Unlike rival West Virginia, where athletic director Oliver Luck said Oklahoma State offensive coordinator Dana Holgorsen was brought in to compete for national titles, there was no such talk at Pitt.
"There's a lot of athletes in this program," said Haywood, who received a five-year deal. Sources told ESPN's Joe Schad that Haywood's annual salary is $1.6 million.
"We're looking forward to coaching them and having some success. ... We want to be dangerous, relentless for 60 minutes. When we're knocked down to the canvas, how fast do we get up?"
That's partly why athletic director Steve Pederson asked Wannstedt to resign after six seasons -- because Pitt got knocked down too much. Wannstedt had few signature wins, but a string of upset losses, while going 9-4, 10-3 and 7-5 in his final three seasons and 41-32 in six seasons.
While Haywood has been an assistant at Army, Ohio U., Ball State, LSU, Texas and alma mater Notre Dame, he is starting only his third season as a Division I head coach.
"He's a man of integrity and character and will be a true inspirational leader for our football team," Pederson said.
Miami plays Middle Tennessee State in the GoDaddy.com Bowl on Jan. 6 in Mobile, Ala., two days before Pitt plays Kentucky in the Compass Bowl in Birmingham, Ala. Wannstedt may coach that game. Haywood already has cleared out his office at Miami and started recruiting for Pitt. He will not coach Miami's game.
Wannstedt was assembling what appeared to be his best recruiting class, but five players have backed away from their verbal commitments since he was forced out Dec. 7.
"It's important to find out what gentlemen are wavering, approach these guys and keep them in the fold," Haywood said.
At Miami, Haywood became known for making his players wear coats and ties on road trips and for being a skilled motivator. His pregame talk before Miami's 23-3 victory against Temple was widely viewed on YouTube.
"When you're dressed nice and feel good about yourself when you arrive at the stadium, to a certain degree you've got a little jump start," Haywood said.
He also promised 6 a.m. practices, saying they free up most of the players' days for attending class and getting treatment for injuries.
Haywood's hiring did not immediately excite Pitt's fan base or students. Radio talk shows and Pitt-related message boards were overwhelmed with calls and messages criticizing the hiring of a MAC coach, rather than one from a major school.
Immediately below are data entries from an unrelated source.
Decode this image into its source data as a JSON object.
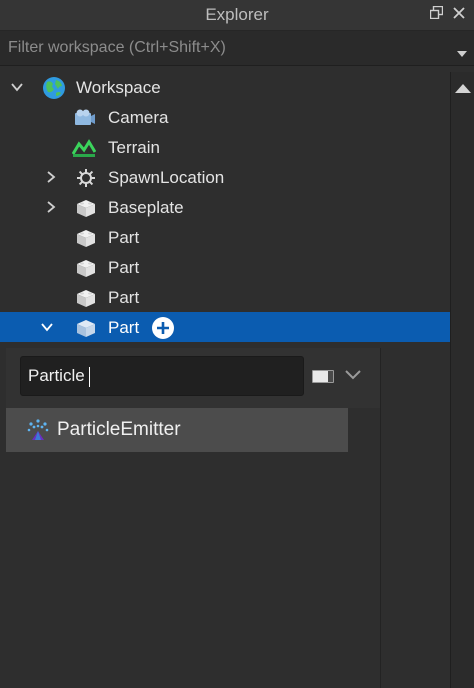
{
  "panel": {
    "title": "Explorer"
  },
  "filter": {
    "placeholder": "Filter workspace (Ctrl+Shift+X)"
  },
  "tree": {
    "workspace": "Workspace",
    "camera": "Camera",
    "terrain": "Terrain",
    "spawn_location": "SpawnLocation",
    "baseplate": "Baseplate",
    "part1": "Part",
    "part2": "Part",
    "part3": "Part",
    "part_selected": "Part"
  },
  "insert_search": {
    "value": "Particle"
  },
  "results": [
    {
      "label": "ParticleEmitter",
      "icon": "particle-emitter-icon"
    }
  ],
  "colors": {
    "selection": "#0b5cb0",
    "background": "#2e2e2e",
    "hover": "#4c4c4c"
  }
}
The negative reaction was similar to that when Pederson, then at Nebraska, fired Frank Solich after a 9-3 season and hired former Raiders coach Bill Callahan. Both Pederson and Callahan were fired there in 2007, and Pederson subsequently returned to Pitt.
Even a former Miami player, Steelers quarterback Ben Roethlisberger, didn't seem all that excited.
"He [Haywood] never reached out to me," Roethlisberger said. "I don't really know him. I know what helped Miami, Ohio win this year, in my opinion, more than anything, is Brad Bates, the athletic director. What an awesome guy."
Steelers safety Ryan Clark, who played for Haywood at LSU, said, "He's a guy who can infuse a program with fire, a guy who can infuse a program with confidence."
Haywood is a former Notre Dame cornerback, worked under Charlie Weis, Nick Saban and Mack Brown, among others. He was Weis' offensive coordinator at Notre Dame, but lost his play-calling responsibilities in 2008.
Haywood's offense is run-first and features considerable play-action looks in the passing game. Defensively, the idea is to stop the run first.
"We create mismatches, our best players against their worst players," said Haywood, a tactic common at every level of football.
Before being hired by Miami, the 46-year-old Haywood was passed over for head coaching jobs at Houston, Minnesota and Washington.
Pederson said Haywood was one of five head coaches he interviewed, but was the only one who was brought to campus and offered the job. He estimated he spent 20 hours with Haywood before hiring him.
Haywood is the first black head coach in a major men's sport at Pitt.
Haywood plans to interview all of Pitt's assistants, although he said he likely would retain only one or two. Offensive coordinator Frank Cignetti Jr. is seen as a future Division I head coach, but it is uncertain if he will stay on.
Information from The Associated Press was used in this report.